Imagine a corporate board meeting that begins with such an address, reminding all in the room of the circle of life which supports itself as well as us, the human beings.  We have much to be grateful for.  Please join us in acknowledging and remembering the sacred system of life without which we no longer exist.

Roger is also an artist and potter whose works are available at Gathering Tribes.

More information from The Haudenosaunee

“The Haudenosaunee Creation Story, the Thanksgiving Address, the Great Law of Peace, the Two Row Wampum, and the Code of Handsome Lake are the foundations of Haudenosaunee culture. Each represents a unique way of thinking, being, seeing, and a protocol that is grounded in the environment and in a respect for all living things. The turtle, which symbolically represents the formation of the earth among the Haudenosaunee, is one of many species of life that holds certain responsibilities to the natural world. Humans, as one species, have a responsibility to be the voice for those who cannot talk our language - those of the natural environment of fish, birds, grasses, trees, etc, as well as those unborn - for the natural world and to ensure the cycles of creation continue for all future generations. This sacred trust is evident in the measured ways in which our people used the natural resources around them, ensuring that only what was needed was taken so that a species of plant, fish, or wild game would be able to regenerate and flourish in subsequent years and for future generations. That respect for life is a large part of the Thanksgiving Address which provides us the opportunity to greet, honor, and thank all species of creation so that we, as humans, may survive.

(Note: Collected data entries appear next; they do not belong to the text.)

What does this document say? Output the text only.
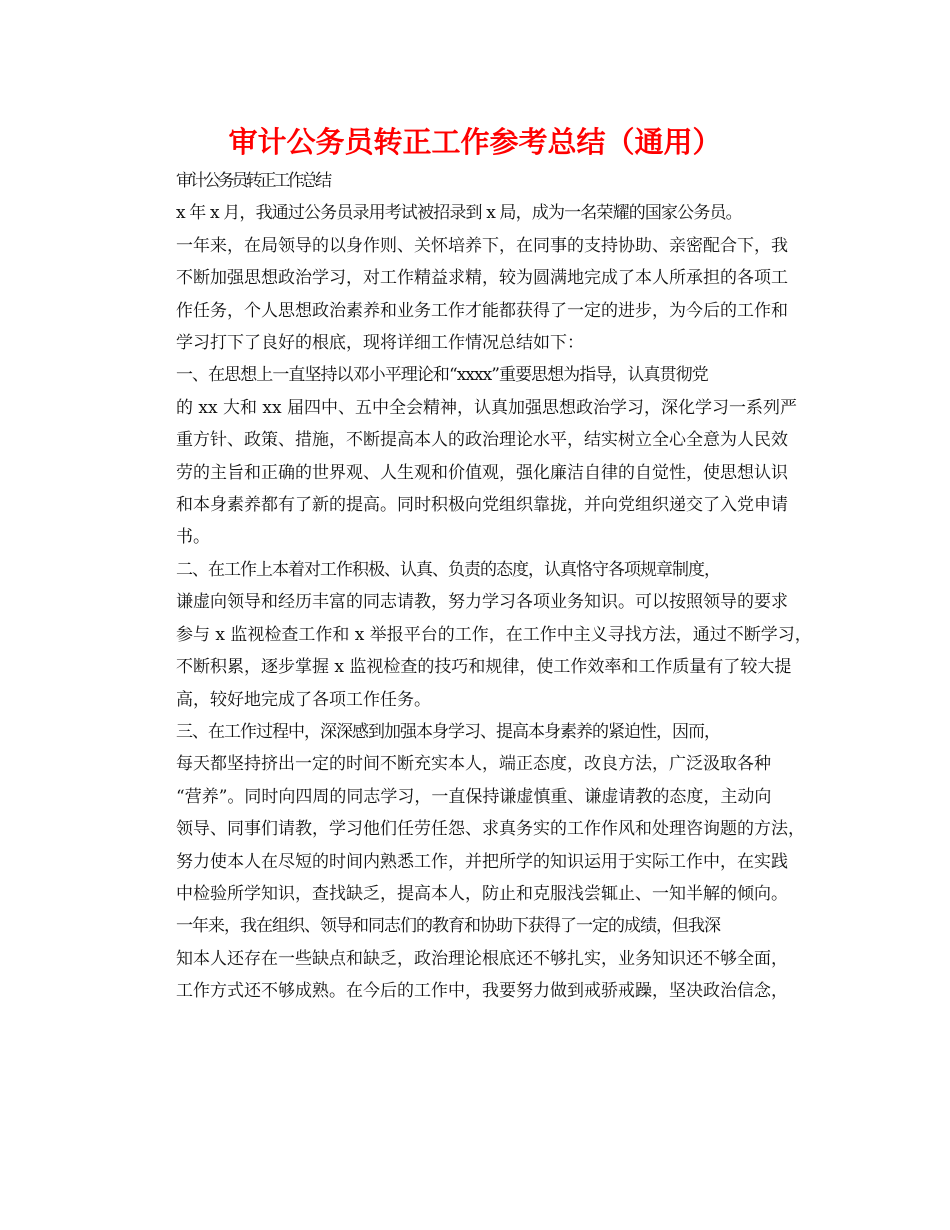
审计公务员转正工作参考总结（通用）

审计公务员转正工作总结

x 年 x 月，我通过公务员录用考试被招录到 x 局，成为一名荣耀的国家公务员。
一年来，在局领导的以身作则、关怀培养下，在同事的支持协助、亲密配合下，我
不断加强思想政治学习，对工作精益求精，较为圆满地完成了本人所承担的各项工
作任务，个人思想政治素养和业务工作才能都获得了一定的进步，为今后的工作和
学习打下了良好的根底，现将详细工作情况总结如下：

一、在思想上一直坚持以邓小平理论和“xxxx”重要思想为指导，认真贯彻党
的 xx 大和 xx 届四中、五中全会精神，认真加强思想政治学习，深化学习一系列严
重方针、政策、措施，不断提高本人的政治理论水平，结实树立全心全意为人民效
劳的主旨和正确的世界观、人生观和价值观，强化廉洁自律的自觉性，使思想认识
和本身素养都有了新的提高。同时积极向党组织靠拢，并向党组织递交了入党申请
书。

二、在工作上本着对工作积极、认真、负责的态度，认真恪守各项规章制度，
谦虚向领导和经历丰富的同志请教，努力学习各项业务知识。可以按照领导的要求
参与 x 监视检查工作和 x 举报平台的工作，在工作中主义寻找方法，通过不断学习，
不断积累，逐步掌握 x 监视检查的技巧和规律，使工作效率和工作质量有了较大提
高，较好地完成了各项工作任务。

三、在工作过程中，深深感到加强本身学习、提高本身素养的紧迫性，因而，
每天都坚持挤出一定的时间不断充实本人，端正态度，改良方法，广泛汲取各种
“营养”。同时向四周的同志学习，一直保持谦虚慎重、谦虚请教的态度，主动向
领导、同事们请教，学习他们任劳任怨、求真务实的工作作风和处理咨询题的方法，
努力使本人在尽短的时间内熟悉工作，并把所学的知识运用于实际工作中，在实践
中检验所学知识，查找缺乏，提高本人，防止和克服浅尝辄止、一知半解的倾向。

一年来，我在组织、领导和同志们的教育和协助下获得了一定的成绩，但我深
知本人还存在一些缺点和缺乏，政治理论根底还不够扎实，业务知识还不够全面，
工作方式还不够成熟。在今后的工作中，我要努力做到戒骄戒躁，坚决政治信念，
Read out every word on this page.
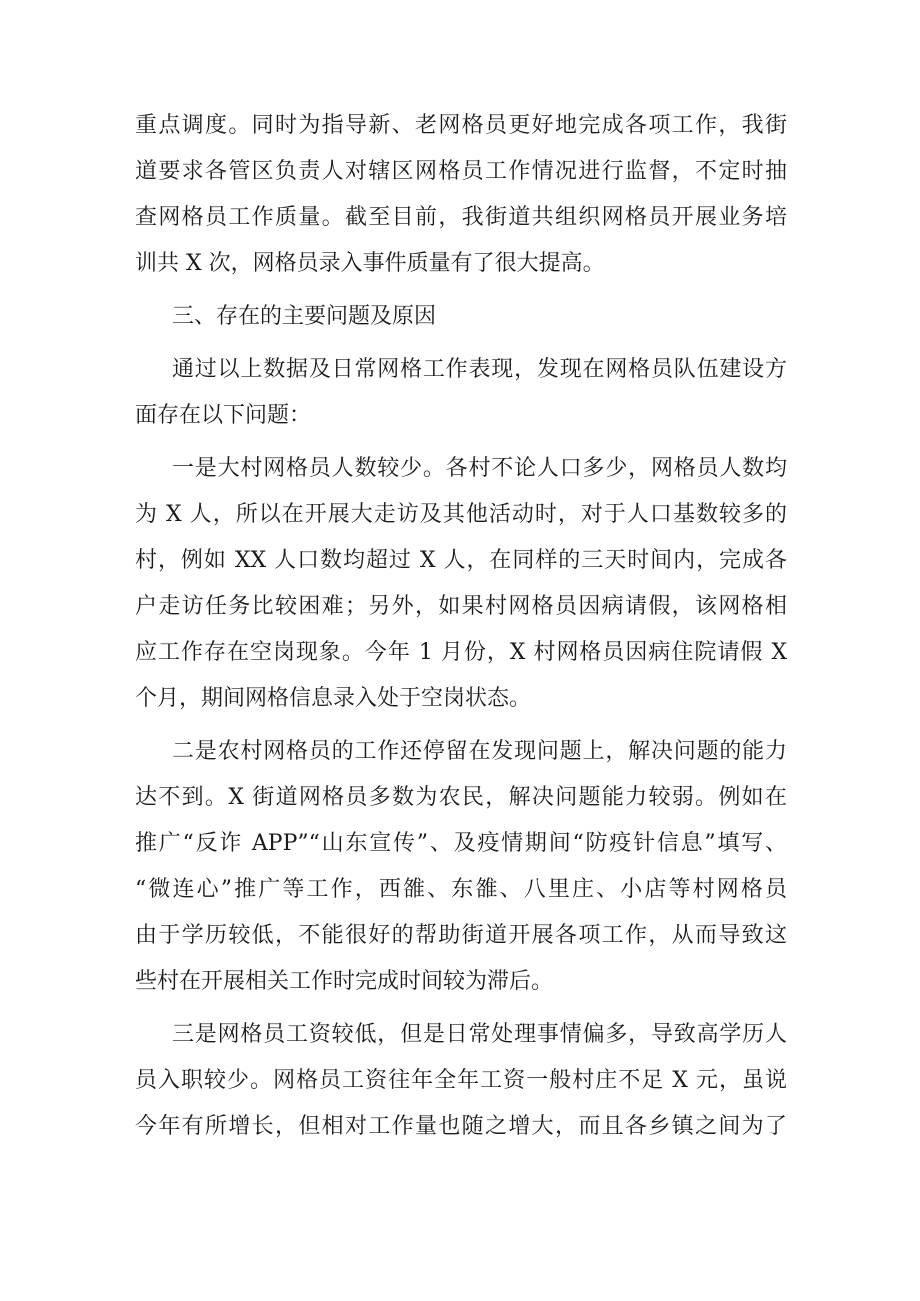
重点调度。同时为指导新、老网格员更好地完成各项工作，我街
道要求各管区负责人对辖区网格员工作情况进行监督，不定时抽
查网格员工作质量。截至目前，我街道共组织网格员开展业务培
训共 X 次，网格员录入事件质量有了很大提高。
三、存在的主要问题及原因
通过以上数据及日常网格工作表现，发现在网格员队伍建设方
面存在以下问题：
一是大村网格员人数较少。各村不论人口多少，网格员人数均
为 X 人，所以在开展大走访及其他活动时，对于人口基数较多的
村，例如 XX 人口数均超过 X 人，在同样的三天时间内，完成各
户走访任务比较困难；另外，如果村网格员因病请假，该网格相
应工作存在空岗现象。今年 1 月份，X 村网格员因病住院请假 X
个月，期间网格信息录入处于空岗状态。
二是农村网格员的工作还停留在发现问题上，解决问题的能力
达不到。X 街道网格员多数为农民，解决问题能力较弱。例如在
推广“反诈 APP”“山东宣传”、及疫情期间“防疫针信息”填写、
“微连心”推广等工作，西雒、东雒、八里庄、小店等村网格员
由于学历较低，不能很好的帮助街道开展各项工作，从而导致这
些村在开展相关工作时完成时间较为滞后。
三是网格员工资较低，但是日常处理事情偏多，导致高学历人
员入职较少。网格员工资往年全年工资一般村庄不足 X 元，虽说
今年有所增长，但相对工作量也随之增大，而且各乡镇之间为了
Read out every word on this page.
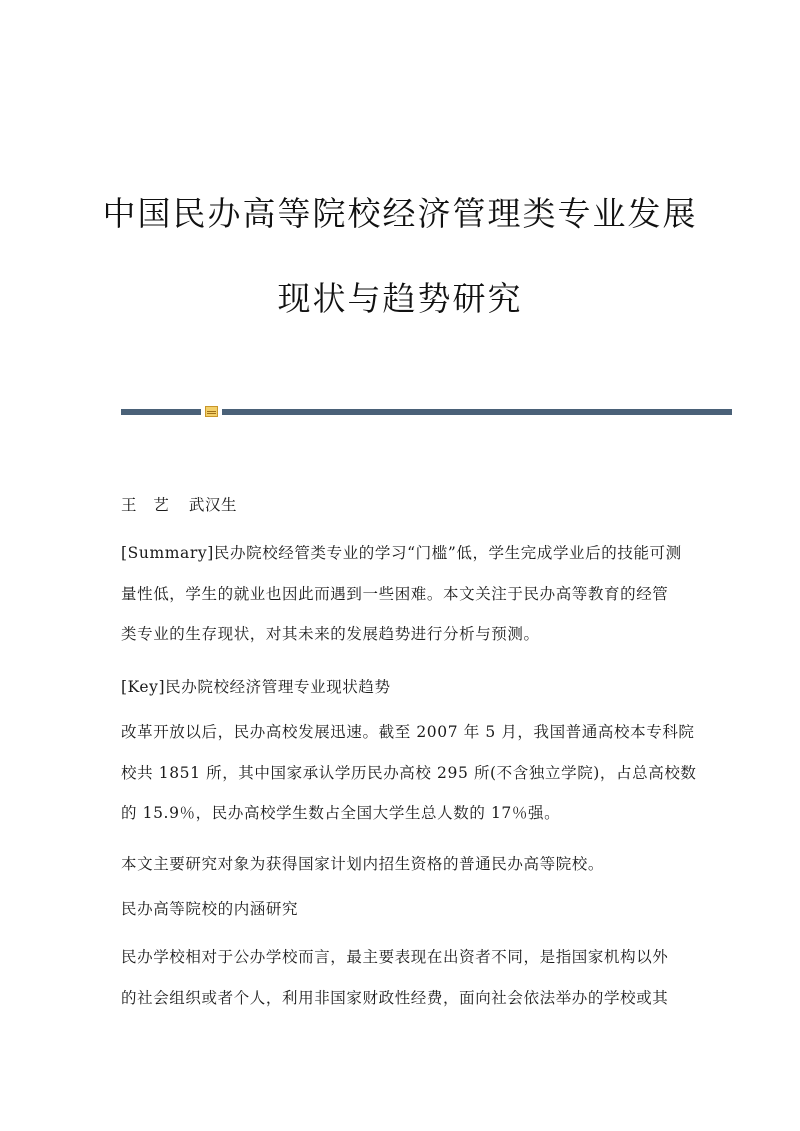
中国民办高等院校经济管理类专业发展
现状与趋势研究
王　艺 武汉生
[Summary]民办院校经管类专业的学习“门槛”低，学生完成学业后的技能可测
量性低，学生的就业也因此而遇到一些困难。本文关注于民办高等教育的经管
类专业的生存现状，对其未来的发展趋势进行分析与预测。
[Key]民办院校经济管理专业现状趋势
改革开放以后，民办高校发展迅速。截至 2007 年 5 月，我国普通高校本专科院
校共 1851 所，其中国家承认学历民办高校 295 所(不含独立学院)，占总高校数
的 15.9％，民办高校学生数占全国大学生总人数的 17％强。
本文主要研究对象为获得国家计划内招生资格的普通民办高等院校。
民办高等院校的内涵研究
民办学校相对于公办学校而言，最主要表现在出资者不同，是指国家机构以外
的社会组织或者个人，利用非国家财政性经费，面向社会依法举办的学校或其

As a matrilineal society, the Haudenosaunee are guided by the leadership of clanmothers, elders who serve to represent their extended families known as clans. This honor was bestowed among women by the Peacemaker (Skanenrahowi in Mohawk), whose message of Peace was first accepted by Jikonsaseh (Tsiknosaseh in Mohawk), a Seneca woman. Her title, as the mother of nations, gave women, in particular clanmothers, the authority to appoint or remove a chief within a clan and to protect the names of titles and children. Among the Mohawks, there are three main clans: Turtle, Wolf and Bear.”